Globe/T. Rob Brown Sandy (center), portrayed by Lacey Daniels, joins other cast members during a dress rehearsal for “Grease” at the Pittsburg High School Theatre.

By Andra Bryan Stefanoni

PITTSBURG, Kan. — Ask parent Sherri Stephens for names of those who have helped Pittsburg High School theater and choral students with money or manpower or both, and she’ll hem and haw — not for having a lack of names, but because there are so many she won’t remember them all.

Those names are part of a new group — PHS Friends of Performing Arts — that has left Stephens “pleasantly shocked” at the support pouring out from the community.

“I jokingly said to theater teacher Greg Shaw one day that we need a support group for these kids, and he said, ‘Since you mentioned that … ,’” Stephens said.

The timing was perfect: Shaw had just wrapped his second successful musical at PHS, and Encore, the high-school choral group under the direction of Susan Laushman, had been invited to perform at the Kennedy Center in Washington, D.C.

Until the Friends group formed, there was no organized support for either group. Now, about 50 members — ranging from retired residents and parents to working professionals with no children involved — are on board.

“From a personal standpoint, obviously it’s always nice to have a group of people that seem to believe in what you’re doing and that you’re doing the right things,” Shaw said. “There is a validation that we’re doing things they appreciate because they’re willing to offer their time and resources.”

Those resources have ranged from members financially supporting meals for student actors who rehearse after school, at night and on weekends leading up to a performance, to those helping to build sets or work in the concession stand.

Stephens said it began with a letter identifying a multi-level giving system that was sent to all staff members, parents and families of PHS students in Encore and theater classes, and to key community members.

“You can be a PHS Friend by making a monetary donation, or support it by attending a performance or helping with manpower, or all of the above,” Stephens said.

The response was immediate. A member created a marquee on which names of individuals making monetary donations will be printed and displayed at events. Two other members are longtime theater veterans and have offered technical expertise with lights and set design.

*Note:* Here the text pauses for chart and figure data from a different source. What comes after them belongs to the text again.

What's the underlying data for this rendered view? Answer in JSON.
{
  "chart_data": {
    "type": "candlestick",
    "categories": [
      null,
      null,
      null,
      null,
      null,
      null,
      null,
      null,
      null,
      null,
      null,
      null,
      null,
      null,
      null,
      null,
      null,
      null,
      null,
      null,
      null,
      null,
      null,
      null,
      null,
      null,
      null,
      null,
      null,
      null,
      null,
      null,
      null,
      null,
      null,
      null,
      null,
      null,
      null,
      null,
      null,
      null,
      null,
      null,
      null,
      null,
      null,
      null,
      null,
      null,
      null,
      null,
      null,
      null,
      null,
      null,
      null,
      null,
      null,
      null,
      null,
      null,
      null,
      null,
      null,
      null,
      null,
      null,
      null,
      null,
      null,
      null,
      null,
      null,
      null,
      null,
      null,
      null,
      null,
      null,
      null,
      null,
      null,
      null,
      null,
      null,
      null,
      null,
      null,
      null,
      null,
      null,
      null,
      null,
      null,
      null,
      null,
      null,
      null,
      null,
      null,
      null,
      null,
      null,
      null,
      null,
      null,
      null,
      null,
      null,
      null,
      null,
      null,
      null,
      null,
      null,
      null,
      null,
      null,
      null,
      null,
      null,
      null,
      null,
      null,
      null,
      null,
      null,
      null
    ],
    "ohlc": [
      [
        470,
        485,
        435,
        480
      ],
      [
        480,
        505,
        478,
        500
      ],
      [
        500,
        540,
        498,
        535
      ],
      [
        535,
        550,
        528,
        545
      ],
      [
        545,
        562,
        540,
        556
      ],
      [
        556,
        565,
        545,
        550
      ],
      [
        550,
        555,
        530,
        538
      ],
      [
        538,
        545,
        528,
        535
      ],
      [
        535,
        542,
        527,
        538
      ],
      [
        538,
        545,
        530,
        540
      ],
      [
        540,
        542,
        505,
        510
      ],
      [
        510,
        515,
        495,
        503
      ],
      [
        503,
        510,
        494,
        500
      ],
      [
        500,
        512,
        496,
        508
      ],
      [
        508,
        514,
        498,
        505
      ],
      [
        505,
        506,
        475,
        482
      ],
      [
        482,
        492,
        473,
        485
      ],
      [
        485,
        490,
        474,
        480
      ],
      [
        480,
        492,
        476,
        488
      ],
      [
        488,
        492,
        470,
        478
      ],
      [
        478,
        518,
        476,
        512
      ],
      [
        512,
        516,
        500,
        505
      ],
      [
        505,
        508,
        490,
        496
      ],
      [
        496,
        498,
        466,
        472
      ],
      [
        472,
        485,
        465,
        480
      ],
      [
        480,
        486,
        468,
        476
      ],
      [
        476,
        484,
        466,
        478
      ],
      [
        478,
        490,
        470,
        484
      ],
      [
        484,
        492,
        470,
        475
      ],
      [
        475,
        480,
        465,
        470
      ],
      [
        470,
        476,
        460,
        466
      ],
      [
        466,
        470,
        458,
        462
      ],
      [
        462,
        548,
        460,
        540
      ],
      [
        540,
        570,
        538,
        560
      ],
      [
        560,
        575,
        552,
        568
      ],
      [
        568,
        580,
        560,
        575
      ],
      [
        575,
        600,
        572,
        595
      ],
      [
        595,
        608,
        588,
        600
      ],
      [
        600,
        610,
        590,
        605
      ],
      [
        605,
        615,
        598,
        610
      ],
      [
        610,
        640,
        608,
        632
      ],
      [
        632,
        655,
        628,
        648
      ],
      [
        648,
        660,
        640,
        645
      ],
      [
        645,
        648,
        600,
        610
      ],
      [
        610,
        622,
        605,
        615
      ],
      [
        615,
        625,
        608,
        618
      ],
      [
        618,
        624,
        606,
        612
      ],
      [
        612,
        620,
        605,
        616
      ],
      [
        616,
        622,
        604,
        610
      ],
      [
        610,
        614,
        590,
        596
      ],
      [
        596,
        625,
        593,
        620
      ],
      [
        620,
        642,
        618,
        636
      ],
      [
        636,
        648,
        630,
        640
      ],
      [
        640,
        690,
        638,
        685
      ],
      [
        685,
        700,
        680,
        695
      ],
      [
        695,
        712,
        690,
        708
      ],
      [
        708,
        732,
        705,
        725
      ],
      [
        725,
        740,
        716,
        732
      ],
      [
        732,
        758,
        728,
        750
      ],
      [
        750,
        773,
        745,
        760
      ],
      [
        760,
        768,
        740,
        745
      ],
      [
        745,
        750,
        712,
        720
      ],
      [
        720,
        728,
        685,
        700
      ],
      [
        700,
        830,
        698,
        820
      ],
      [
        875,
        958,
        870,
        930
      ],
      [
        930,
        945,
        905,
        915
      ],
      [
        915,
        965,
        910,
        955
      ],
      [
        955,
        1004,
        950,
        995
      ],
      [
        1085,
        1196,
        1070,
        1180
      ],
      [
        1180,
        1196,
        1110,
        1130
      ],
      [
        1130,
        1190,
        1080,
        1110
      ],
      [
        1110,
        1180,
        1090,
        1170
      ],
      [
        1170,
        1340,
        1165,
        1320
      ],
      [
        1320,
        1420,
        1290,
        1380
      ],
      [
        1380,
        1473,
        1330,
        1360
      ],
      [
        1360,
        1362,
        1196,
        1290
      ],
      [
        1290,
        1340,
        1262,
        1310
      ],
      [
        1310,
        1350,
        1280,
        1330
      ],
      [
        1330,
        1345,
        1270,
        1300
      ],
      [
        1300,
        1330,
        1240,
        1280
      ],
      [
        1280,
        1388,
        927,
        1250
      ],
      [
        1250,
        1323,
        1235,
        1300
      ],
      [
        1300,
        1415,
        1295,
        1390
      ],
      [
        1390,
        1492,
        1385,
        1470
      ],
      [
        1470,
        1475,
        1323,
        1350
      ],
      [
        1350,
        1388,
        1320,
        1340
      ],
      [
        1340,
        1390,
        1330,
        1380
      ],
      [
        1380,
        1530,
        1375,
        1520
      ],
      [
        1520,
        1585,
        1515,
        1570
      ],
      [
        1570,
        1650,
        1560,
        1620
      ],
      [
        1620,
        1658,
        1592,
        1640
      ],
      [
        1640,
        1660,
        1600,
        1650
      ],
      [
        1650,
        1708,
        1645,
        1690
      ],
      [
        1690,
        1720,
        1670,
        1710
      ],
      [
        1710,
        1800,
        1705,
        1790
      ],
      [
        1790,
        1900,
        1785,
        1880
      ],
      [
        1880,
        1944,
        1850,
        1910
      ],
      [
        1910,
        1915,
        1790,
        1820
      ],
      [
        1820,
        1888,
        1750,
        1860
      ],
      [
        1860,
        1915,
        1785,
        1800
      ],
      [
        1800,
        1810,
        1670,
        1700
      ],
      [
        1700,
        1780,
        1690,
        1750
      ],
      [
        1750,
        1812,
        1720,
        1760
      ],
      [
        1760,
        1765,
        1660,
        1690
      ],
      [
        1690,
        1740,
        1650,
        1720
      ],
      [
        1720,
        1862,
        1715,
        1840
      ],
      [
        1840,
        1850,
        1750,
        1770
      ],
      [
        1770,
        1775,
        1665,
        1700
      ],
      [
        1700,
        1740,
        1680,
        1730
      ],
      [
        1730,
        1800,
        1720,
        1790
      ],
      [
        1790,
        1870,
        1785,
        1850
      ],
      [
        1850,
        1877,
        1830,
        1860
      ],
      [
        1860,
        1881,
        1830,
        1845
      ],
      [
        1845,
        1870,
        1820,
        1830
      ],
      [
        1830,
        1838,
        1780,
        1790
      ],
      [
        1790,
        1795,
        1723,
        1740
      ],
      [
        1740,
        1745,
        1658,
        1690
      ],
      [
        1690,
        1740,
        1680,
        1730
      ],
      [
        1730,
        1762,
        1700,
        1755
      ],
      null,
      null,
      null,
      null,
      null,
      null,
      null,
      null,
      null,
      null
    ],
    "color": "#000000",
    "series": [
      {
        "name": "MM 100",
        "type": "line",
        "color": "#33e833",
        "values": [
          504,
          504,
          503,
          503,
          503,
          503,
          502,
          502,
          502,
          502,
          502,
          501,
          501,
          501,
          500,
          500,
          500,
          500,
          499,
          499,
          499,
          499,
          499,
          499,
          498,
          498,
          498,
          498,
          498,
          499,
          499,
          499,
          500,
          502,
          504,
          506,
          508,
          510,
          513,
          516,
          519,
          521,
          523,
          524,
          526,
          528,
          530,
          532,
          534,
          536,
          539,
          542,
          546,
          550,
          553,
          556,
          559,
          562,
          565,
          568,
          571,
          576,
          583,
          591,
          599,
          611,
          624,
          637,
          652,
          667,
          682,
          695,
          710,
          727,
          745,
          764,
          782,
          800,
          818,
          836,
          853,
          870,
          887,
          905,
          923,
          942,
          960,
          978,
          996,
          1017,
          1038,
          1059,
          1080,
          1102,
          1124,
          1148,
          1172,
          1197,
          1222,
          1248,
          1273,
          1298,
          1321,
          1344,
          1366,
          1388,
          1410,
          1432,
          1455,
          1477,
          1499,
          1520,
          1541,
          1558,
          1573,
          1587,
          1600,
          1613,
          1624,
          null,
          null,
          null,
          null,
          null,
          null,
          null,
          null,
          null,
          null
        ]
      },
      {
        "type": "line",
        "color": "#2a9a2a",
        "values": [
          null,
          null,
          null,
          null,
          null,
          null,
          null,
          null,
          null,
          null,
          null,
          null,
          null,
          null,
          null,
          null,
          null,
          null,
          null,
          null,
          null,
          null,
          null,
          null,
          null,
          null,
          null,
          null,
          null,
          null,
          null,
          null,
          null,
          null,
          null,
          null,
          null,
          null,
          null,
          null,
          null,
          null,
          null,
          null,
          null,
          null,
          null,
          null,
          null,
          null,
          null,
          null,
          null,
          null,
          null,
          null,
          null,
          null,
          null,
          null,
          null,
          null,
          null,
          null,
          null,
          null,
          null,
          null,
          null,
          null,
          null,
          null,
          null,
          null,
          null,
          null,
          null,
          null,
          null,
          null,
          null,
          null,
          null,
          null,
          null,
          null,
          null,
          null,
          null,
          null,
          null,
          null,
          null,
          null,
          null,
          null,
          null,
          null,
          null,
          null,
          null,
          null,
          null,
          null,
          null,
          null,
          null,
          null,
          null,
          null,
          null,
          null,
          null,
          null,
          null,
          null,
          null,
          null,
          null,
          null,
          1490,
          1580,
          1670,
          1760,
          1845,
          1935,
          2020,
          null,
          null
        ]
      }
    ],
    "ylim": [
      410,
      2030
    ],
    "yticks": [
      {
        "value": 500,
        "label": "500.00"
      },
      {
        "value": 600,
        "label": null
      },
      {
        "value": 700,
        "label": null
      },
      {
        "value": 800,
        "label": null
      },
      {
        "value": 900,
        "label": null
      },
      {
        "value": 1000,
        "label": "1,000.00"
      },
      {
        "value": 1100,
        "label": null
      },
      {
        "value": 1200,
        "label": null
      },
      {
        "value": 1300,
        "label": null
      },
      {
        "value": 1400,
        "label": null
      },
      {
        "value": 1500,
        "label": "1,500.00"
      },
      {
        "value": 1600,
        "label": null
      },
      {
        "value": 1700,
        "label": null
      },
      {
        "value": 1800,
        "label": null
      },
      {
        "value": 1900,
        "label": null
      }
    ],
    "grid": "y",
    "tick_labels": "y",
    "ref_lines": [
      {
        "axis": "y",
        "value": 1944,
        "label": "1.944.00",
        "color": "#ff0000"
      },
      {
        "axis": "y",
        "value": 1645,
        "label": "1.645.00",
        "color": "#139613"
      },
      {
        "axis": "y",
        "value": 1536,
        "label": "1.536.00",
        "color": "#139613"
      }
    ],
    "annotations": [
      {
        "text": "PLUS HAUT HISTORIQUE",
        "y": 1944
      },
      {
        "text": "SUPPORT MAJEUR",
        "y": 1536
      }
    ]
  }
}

Others offered to take bags of apples to rehearsals for the students, pay for pizza at a cast party, and provide a meal for today’s long day of technical adjustment and dress rehearsal for “Grease,” which opens this week.

Shaw said it has made a “world of difference” in helping him achieve the level of quality for which he strives to know that he is just a phone call away from a network of people committed to helping.

“There are key parents willing to let me call and say, ‘Hey, I need a welder, and I don’t know any.’ They get on the phone, send an e-mail, then bam, somebody has one,” Shaw said. “Those things give you confidence that you’re doing the right things and they’re appreciative of the time you’re investing with students.”

He said that in this time of economic uncertainty, the group gives him confidence that his program will weather the storm.

“Our group has been extraordinarily impressive with a desire to give financially, which has allowed us to do some things we wouldn’t have done otherwise,” he said.

In January, the group supported 35 students traveling to the Kansas Thespian Conference in Wichita by providing chaperones and offsetting meal costs for the three-day event. After “Grease” wraps, the group will concentrate its efforts on supporting Encore’s spring concert and trip to the state choir event in April.

“I’ve always been excited that this community has the arts to offer to us,” Stephens said. “We’re really lucky to have two really strong people leading the way at PHS. And it’s perpetual, this involvement. The kids will become parents someday who will support the arts, and the cycle will continue.”

‘Grease’ is the word

Pittsburg High School’s production of “Grease” is slated for 7 p.m. Thursday through Saturday. A 2 p.m. matinee on Saturday will feature a classic-car show by local car club Rollin’ Nostalgia, which agreed to set up the show in the parking lot after a request by a Friends member.

Tickets are for reserved seating and are available to the public at Pittsburg High School. Prices are $7 for adults and $5 for students.